The query is working for key combinations in which all the keys have low cardinalities. However, adding only one high cardinality field would make the performance terrible.
The order in which the keys will be received is not fixed. Suppose in some cases, key1 might have the higher cardinality values, sometimes not, sometimes the last key might.
If some filters are applied then, the query wouldn’t cause time-out issues, however the user has the option of running the query without applying any filters also.
The case we’re currently facing is that for almost 3.9M document counts and above, the query is taking 2-3 minutes to run, however our application time-out is 60 seconds.
Some questions I would like to mention,
A) Is using the size of Integer MAX value causing the performance issues?

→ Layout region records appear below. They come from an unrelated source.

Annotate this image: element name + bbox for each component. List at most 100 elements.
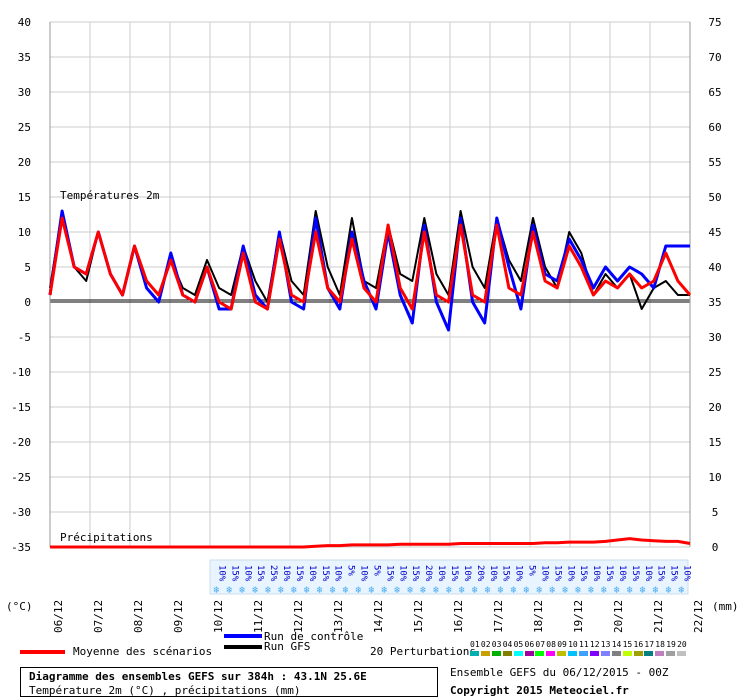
control-swatch (224, 634, 262, 638)
right-tick-label: 75 (708, 16, 721, 29)
perturbation-number: 19 (666, 640, 676, 649)
gfs-swatch (224, 645, 262, 649)
precip-probability-label: 10% (617, 565, 627, 582)
precip-probability-label: 15% (501, 565, 511, 582)
precip-probability-label: 10% (397, 565, 407, 582)
copyright: Copyright 2015 Meteociel.fr (450, 684, 629, 697)
right-tick-label: 25 (708, 366, 721, 379)
x-tick-label: 07/12 (92, 600, 105, 633)
x-tick-label: 10/12 (212, 600, 225, 633)
precip-probability-label: 10% (462, 565, 472, 582)
precip-probability-label: 10% (281, 565, 291, 582)
snowflake-icon: ❄ (627, 585, 634, 596)
perturbation-number: 04 (502, 640, 513, 649)
precip-probability-label: 15% (320, 565, 330, 582)
x-tick-label: 21/12 (652, 600, 665, 633)
left-axis-unit: (°C) (6, 600, 33, 613)
precip-probability-label: 10% (307, 565, 317, 582)
snowflake-icon: ❄ (653, 585, 660, 596)
snowflake-icon: ❄ (265, 585, 272, 596)
precip-probability-label: 10% (333, 565, 343, 582)
left-tick-label: -30 (11, 506, 31, 519)
precip-probability-label: 5% (371, 565, 381, 576)
snowflake-icon: ❄ (381, 585, 388, 596)
left-tick-label: 15 (18, 191, 31, 204)
chart-title-box: Diagramme des ensembles GEFS sur 384h : … (20, 667, 438, 697)
perturbation-number: 13 (600, 640, 611, 649)
precip-probability-label: 10% (682, 565, 692, 582)
ensemble-info: Ensemble GEFS du 06/12/2015 - 00Z (450, 666, 669, 679)
x-tick-label: 16/12 (452, 600, 465, 633)
left-tick-label: -35 (11, 541, 31, 554)
precip-probability-label: 10% (539, 565, 549, 582)
precip-probability-label: 10% (242, 565, 252, 582)
precip-probability-label: 15% (630, 565, 640, 582)
right-tick-label: 20 (708, 401, 721, 414)
snowflake-icon: ❄ (679, 585, 686, 596)
right-tick-label: 70 (708, 51, 721, 64)
snowflake-icon: ❄ (601, 585, 608, 596)
snowflake-icon: ❄ (368, 585, 375, 596)
right-tick-label: 50 (708, 191, 721, 204)
perturbation-color-swatch (666, 651, 676, 656)
perturbation-color-swatch (524, 651, 534, 656)
snowflake-icon: ❄ (291, 585, 298, 596)
x-tick-label: 13/12 (332, 600, 345, 633)
precip-probability-label: 10% (565, 565, 575, 582)
precip-probability-label: 10% (216, 565, 226, 582)
precip-probability-label: 20% (475, 565, 485, 582)
perturbation-number: 12 (589, 640, 600, 649)
perturbation-color-swatch (470, 651, 479, 656)
left-tick-label: -5 (18, 331, 31, 344)
perturbations-label: 20 Perturbations (370, 645, 476, 658)
snowflake-icon: ❄ (640, 585, 647, 596)
right-tick-label: 65 (708, 86, 721, 99)
perturbation-color-swatch (491, 651, 501, 656)
right-axis-unit: (mm) (712, 600, 739, 613)
snowflake-icon: ❄ (420, 585, 427, 596)
perturbation-number: 08 (546, 640, 556, 649)
snowflake-icon: ❄ (485, 585, 492, 596)
snowflake-icon: ❄ (394, 585, 401, 596)
perturbation-number: 05 (513, 640, 524, 649)
x-tick-label: 22/12 (692, 600, 705, 633)
left-tick-label: -25 (11, 471, 31, 484)
x-tick-label: 08/12 (132, 600, 145, 633)
control-label: Run de contrôle (264, 630, 364, 643)
perturbation-color-swatch (644, 651, 654, 656)
snowflake-icon: ❄ (666, 585, 673, 596)
x-tick-label: 11/12 (252, 600, 265, 633)
snowflake-icon: ❄ (239, 585, 246, 596)
left-tick-label: -15 (11, 401, 31, 414)
perturbation-color-swatch (579, 651, 588, 656)
perturbation-number: 17 (644, 640, 655, 649)
precip-probability-label: 15% (552, 565, 562, 582)
snowflake-icon: ❄ (562, 585, 569, 596)
precip-probability-label: 15% (578, 565, 588, 582)
precip-probability-label: 15% (656, 565, 666, 582)
snowflake-icon: ❄ (213, 585, 220, 596)
left-tick-label: 5 (24, 261, 31, 274)
perturbation-color-swatch (535, 651, 545, 656)
right-tick-label: 35 (708, 296, 721, 309)
precip-probability-label: 10% (591, 565, 601, 582)
snowflake-icon: ❄ (472, 585, 479, 596)
right-tick-label: 45 (708, 226, 721, 239)
snowflake-icon: ❄ (588, 585, 595, 596)
snowflake-icon: ❄ (278, 585, 285, 596)
precip-panel-label: Précipitations (60, 531, 153, 544)
snowflake-icon: ❄ (407, 585, 414, 596)
perturbation-number: 03 (491, 640, 502, 649)
precip-probability-label: 15% (449, 565, 459, 582)
perturbation-number: 20 (677, 640, 687, 649)
snowflake-icon: ❄ (536, 585, 543, 596)
perturbation-number: 11 (579, 640, 589, 649)
perturbation-number: 09 (557, 640, 567, 649)
ensemble-mean-line (48, 216, 692, 311)
perturbation-number: 07 (535, 640, 546, 649)
precip-probability-label: 15% (384, 565, 394, 582)
precip-probability-label: 5% (527, 565, 537, 576)
x-tick-label: 12/12 (292, 600, 305, 633)
precip-probability-label: 10% (514, 565, 524, 582)
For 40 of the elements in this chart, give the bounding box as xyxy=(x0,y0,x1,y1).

As I went through some stack overflow answers, most of them certainly did not recommend using MAX Integer value. Will calculating the cardinality of each field and adding some greater constants, say adding 5000 in each cardinality value and applying it in the size of Terms aggregation work? Is it feasible or doesn’t vary much?

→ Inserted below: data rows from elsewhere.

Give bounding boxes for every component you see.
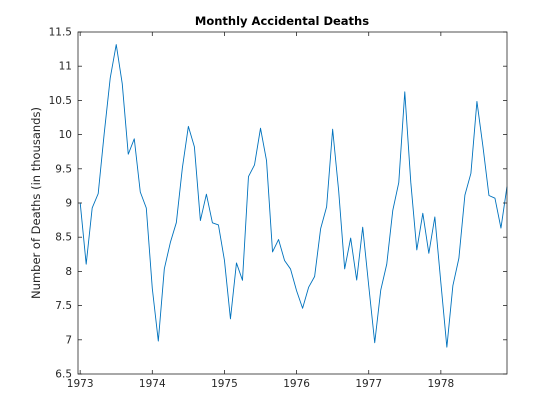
x-tick-label: 1978 (427, 378, 454, 390)
y-tick-label: 8 (65, 266, 72, 278)
y-tick-label: 7 (65, 334, 72, 346)
chart-title: Monthly Accidental Deaths (195, 14, 369, 28)
x-tick-label: 1976 (283, 378, 310, 390)
y-tick-label: 11 (59, 61, 72, 73)
series-line (79, 44, 508, 348)
x-tick-label: 1975 (211, 378, 238, 390)
x-axis: 1973 1974 1975 1976 1977 1978 (67, 32, 454, 390)
series-layer (79, 44, 508, 348)
y-tick-label: 10.5 (49, 95, 72, 107)
y-tick-label: 8.5 (55, 232, 72, 244)
y-tick-label: 6.5 (55, 369, 72, 381)
y-tick-label: 7.5 (55, 300, 72, 312)
y-tick-label: 9.5 (55, 163, 72, 175)
x-tick-label: 1974 (139, 378, 166, 390)
axes-box (77, 31, 508, 375)
y-tick-label: 10 (59, 129, 72, 141)
plot-area (77, 31, 508, 375)
x-tick-label: 1973 (67, 378, 94, 390)
y-axis-label: Number of Deaths (in thousands) (29, 107, 43, 299)
y-axis: 6.5 7 7.5 8 8.5 9 9.5 10 10.5 11 11.5 (49, 27, 507, 381)
y-tick-label: 11.5 (49, 27, 72, 39)
y-tick-label: 9 (65, 198, 72, 210)
x-tick-label: 1977 (355, 378, 382, 390)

Note: I also tried by reducing the size of Terms Aggregation to 5000 in all the levels. Yet, the query was taking around 1.8m for 7M documents.

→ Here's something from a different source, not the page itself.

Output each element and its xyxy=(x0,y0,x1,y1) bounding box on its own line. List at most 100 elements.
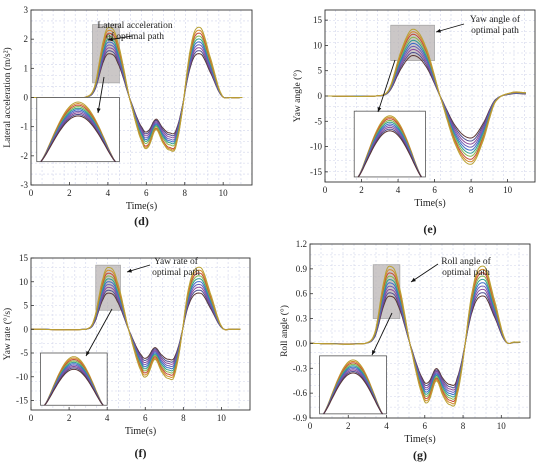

B) I also went through the BreadthFirst and DepthFirst search, and came to know that there might be combinatorial explosions in certain cases, thus causing poor search performance. When exactly should the BreadthFirst search be used?
It would be helpful to get the explanation from the example above.
For eg: key1 is low cardinality field and has 3 or 4 unique counts, and key2 is high cardinality field having upto 2M distinct count. And key3 and key4 have lower cardinality counts than that of key2.
In which level should the BreadthFirst be implemented so that performance could be improved.
C) I have also tried implementing eager_global_ordinals: TRUE for high cardinality fields and set the cluster refresh interval to 100 seconds. But this isn’t helping either. Shows no timing improvements when compared to the old index without eager_global_ordinals.
Could anyone please help with any sort of information?
Thanks in advance. And sorry for the long write up.